Тип 2 — со щитком (28 экз.; табл. 14, рис. 36-12, 37). Большинство исследователей именуют подобный тип колчанами «с карманом». Нам кажется более удачным термин «щиток», так как функцией этого приспособления являлось не закрывать, а огораживать (Овчинникова, 1982, с. 215). Для предохранения от уколов наконечниками стрел с оборотной стороны колчан делался длиннее на 15-20 см, образуя щиток, который обычно был завёрнут с одной или двух сторон. Иногда щиток был окрашен в красный цвет (Даг-Аразы V-1). Такого типа колчаны со щитком получают наибольшую популярность и преимущества в употреблении у тюрков-тугю Саяно-Алтая и выходят за пределы Южной Сибири, распространяясь у кочевых племен до Подунавья в VIII-X вв.

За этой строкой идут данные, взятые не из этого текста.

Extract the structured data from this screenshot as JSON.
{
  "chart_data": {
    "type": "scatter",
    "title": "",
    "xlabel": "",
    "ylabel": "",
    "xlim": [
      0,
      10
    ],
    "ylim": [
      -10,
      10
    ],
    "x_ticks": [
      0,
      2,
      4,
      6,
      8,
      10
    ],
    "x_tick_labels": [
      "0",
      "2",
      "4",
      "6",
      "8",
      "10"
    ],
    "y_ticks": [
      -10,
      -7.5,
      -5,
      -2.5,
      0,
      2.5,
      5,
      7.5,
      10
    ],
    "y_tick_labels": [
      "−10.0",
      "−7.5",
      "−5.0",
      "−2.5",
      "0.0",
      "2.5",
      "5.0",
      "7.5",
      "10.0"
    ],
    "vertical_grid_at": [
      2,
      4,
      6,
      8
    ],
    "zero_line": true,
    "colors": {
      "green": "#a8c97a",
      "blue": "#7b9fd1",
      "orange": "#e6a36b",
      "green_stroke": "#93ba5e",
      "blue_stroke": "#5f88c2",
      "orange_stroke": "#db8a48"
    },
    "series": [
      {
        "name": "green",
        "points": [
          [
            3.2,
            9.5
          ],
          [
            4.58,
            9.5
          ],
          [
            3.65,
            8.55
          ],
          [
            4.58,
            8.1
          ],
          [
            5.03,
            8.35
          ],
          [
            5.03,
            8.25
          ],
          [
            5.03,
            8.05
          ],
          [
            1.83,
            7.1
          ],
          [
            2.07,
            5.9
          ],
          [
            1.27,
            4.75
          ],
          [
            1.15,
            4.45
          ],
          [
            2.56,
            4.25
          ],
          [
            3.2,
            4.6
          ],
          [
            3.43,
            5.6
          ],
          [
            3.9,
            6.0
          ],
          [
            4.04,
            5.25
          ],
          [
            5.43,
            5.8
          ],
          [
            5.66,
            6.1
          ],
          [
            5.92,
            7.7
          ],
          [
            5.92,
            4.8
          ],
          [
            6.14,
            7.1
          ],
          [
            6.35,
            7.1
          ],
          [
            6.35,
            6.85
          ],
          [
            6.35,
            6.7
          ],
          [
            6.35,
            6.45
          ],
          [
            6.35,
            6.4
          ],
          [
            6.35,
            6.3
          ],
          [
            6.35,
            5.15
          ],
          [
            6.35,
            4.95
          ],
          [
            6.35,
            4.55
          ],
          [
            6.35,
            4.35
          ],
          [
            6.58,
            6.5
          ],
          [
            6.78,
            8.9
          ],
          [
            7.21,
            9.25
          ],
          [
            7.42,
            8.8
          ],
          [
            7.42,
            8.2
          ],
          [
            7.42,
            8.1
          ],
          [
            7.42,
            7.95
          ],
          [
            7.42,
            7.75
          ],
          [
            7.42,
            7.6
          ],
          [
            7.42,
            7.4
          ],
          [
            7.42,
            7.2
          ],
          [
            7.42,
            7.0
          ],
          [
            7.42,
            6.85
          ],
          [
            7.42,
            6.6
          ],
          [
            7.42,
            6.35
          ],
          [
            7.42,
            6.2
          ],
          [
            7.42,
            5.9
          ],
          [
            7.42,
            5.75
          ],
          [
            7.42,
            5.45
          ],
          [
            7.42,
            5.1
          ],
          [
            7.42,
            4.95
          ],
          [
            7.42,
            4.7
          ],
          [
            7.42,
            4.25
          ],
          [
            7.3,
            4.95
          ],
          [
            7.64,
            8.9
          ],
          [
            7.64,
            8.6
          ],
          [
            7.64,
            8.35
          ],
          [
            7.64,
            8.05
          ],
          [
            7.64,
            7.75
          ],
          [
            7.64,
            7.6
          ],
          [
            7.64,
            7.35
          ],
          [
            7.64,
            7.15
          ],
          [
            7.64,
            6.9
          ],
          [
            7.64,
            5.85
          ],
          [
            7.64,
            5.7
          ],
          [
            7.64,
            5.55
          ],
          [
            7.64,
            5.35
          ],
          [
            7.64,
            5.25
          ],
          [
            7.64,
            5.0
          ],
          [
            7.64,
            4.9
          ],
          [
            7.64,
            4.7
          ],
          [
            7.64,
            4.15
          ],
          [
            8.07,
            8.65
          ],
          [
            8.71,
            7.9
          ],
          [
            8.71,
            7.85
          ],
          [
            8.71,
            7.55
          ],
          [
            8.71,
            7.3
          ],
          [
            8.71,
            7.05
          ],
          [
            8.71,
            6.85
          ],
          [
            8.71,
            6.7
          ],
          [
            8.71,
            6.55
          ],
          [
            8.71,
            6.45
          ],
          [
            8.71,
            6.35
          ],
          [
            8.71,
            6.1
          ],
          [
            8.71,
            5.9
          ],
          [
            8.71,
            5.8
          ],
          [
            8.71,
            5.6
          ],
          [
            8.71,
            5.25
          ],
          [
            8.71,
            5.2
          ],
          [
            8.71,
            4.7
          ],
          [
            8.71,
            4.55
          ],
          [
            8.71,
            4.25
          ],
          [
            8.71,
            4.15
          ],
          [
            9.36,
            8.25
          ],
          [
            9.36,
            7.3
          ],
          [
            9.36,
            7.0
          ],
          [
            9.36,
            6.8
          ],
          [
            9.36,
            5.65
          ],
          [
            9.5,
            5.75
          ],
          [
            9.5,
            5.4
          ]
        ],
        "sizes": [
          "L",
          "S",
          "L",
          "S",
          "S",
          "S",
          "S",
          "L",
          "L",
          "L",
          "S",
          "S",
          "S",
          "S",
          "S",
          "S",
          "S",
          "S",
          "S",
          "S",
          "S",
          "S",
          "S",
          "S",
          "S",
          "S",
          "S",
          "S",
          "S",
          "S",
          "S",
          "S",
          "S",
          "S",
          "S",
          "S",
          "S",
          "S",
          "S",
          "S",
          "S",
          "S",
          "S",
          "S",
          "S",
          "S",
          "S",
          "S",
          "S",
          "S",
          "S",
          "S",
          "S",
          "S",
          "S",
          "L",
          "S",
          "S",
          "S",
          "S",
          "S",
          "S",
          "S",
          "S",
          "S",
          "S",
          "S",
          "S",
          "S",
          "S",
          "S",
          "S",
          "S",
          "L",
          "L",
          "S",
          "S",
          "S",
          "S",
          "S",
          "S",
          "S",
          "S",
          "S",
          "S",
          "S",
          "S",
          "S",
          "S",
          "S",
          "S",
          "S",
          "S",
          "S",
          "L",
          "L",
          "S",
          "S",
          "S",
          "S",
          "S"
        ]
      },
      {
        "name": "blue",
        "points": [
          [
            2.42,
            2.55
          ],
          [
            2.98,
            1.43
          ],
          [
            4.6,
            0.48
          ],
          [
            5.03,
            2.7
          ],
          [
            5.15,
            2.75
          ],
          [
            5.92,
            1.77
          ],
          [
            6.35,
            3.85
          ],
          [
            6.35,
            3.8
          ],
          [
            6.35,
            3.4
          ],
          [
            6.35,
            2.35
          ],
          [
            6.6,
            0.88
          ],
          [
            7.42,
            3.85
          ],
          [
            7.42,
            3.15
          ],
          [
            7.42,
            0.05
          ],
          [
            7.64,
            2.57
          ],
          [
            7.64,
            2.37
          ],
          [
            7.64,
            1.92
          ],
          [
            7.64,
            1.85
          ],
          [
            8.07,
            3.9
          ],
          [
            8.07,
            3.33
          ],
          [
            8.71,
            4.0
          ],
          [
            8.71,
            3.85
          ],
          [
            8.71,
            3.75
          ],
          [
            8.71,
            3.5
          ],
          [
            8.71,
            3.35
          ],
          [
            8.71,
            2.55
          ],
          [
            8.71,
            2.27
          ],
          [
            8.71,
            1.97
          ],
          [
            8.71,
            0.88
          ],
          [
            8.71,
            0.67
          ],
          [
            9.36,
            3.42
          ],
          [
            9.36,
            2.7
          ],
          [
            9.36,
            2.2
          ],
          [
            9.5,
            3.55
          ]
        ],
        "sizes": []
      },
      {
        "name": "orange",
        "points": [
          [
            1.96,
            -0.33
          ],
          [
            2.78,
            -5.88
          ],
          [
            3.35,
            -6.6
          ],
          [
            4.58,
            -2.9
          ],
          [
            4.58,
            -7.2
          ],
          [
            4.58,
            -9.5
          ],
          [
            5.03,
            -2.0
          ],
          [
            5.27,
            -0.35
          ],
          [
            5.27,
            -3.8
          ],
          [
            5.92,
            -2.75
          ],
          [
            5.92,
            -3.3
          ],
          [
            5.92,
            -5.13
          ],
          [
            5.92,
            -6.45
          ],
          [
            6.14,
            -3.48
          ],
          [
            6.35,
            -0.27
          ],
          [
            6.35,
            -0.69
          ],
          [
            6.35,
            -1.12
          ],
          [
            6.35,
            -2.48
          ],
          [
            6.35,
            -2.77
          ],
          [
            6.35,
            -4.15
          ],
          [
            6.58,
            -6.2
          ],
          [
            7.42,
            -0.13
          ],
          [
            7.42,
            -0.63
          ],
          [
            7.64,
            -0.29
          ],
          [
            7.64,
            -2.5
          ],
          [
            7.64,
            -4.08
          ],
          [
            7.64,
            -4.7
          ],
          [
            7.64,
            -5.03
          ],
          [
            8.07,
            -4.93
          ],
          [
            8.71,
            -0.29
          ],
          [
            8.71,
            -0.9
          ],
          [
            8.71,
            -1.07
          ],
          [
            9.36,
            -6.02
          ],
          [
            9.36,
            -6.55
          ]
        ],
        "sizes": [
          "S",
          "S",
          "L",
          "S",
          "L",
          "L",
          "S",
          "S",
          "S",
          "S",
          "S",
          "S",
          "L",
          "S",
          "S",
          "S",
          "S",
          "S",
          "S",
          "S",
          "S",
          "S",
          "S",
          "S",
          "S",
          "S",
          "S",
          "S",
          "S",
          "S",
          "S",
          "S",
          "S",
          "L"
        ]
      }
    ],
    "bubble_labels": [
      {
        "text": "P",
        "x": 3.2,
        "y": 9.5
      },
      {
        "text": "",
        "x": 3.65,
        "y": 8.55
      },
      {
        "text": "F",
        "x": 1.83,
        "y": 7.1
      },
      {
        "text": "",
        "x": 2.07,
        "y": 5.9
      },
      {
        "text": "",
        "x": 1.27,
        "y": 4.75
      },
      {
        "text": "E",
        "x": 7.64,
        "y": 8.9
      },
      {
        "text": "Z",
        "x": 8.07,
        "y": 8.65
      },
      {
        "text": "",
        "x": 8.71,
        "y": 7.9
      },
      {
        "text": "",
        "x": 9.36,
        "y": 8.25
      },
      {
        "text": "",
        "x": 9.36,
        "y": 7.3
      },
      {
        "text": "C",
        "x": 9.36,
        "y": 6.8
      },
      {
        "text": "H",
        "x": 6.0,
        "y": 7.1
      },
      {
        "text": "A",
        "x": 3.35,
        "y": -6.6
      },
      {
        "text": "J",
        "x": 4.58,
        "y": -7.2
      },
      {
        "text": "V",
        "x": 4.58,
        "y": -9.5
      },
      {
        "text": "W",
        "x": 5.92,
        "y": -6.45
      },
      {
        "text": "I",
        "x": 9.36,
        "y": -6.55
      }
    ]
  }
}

Предложенная выше типология колчанов традиционна. Однако при исследовании этой категории тюркских древностей хотелось бы остановиться на колчанах со срезанным верхом из коллекции кокэльских погребений человека с конём. Известно, что стрелы в таких колчанах, или, как их ещё называют, в закрытых колчанах, укладываются наконечниками вниз. В прорисовках всех кокэльских погребений, где обнаружены колчаны, стрелы лежат наконечниками вверх на специальной подставке, которая выходит за пределы горловины колчана (Вайнштейн, 1966, с. 300, рис. 11; с. 303, рис. 14). Судя по описанию и фрагментам, изображённым на рисунках, то же самое можно сказать и о колчане из Кудыргэ 5 (Гаврилова, 1965, с. 29, табл. XI-18). Что же касается экземпляра из МТ 58-Х (Грач А.Д., 1960а, рис. 61), то сохранность его настолько плоха, что трудно определить его принадлежность к какому-либо типу колчанов.
Конечно, можно предположить, что потребность носить стрелы
(77/78)
наконечниками вверх отразилась в приспособлении старых форм колчанов, которые уступают место новым со щитком. Но в данном случае, на наш взгляд, перечисленные выше колчаны в силу плохой сохранности и нечёткой документации могли быть ошибочно отнесены авторами к типу «со срезанным верхом». Но если даже и сохранять традиционную типологическую принадлежность, ясно одно: эти колчаны уступают в количественном отношении типу со щитком. Последний намного чаще встречается в древнетюркских погребениях с конём (табл. 14). Поэтому вывод, к которому приходит Ю.И. Трифонов (1987, с. 197), — о локальных особенностях, выражающихся в данном случае в формах колчанов, — является далеко не бесспорным.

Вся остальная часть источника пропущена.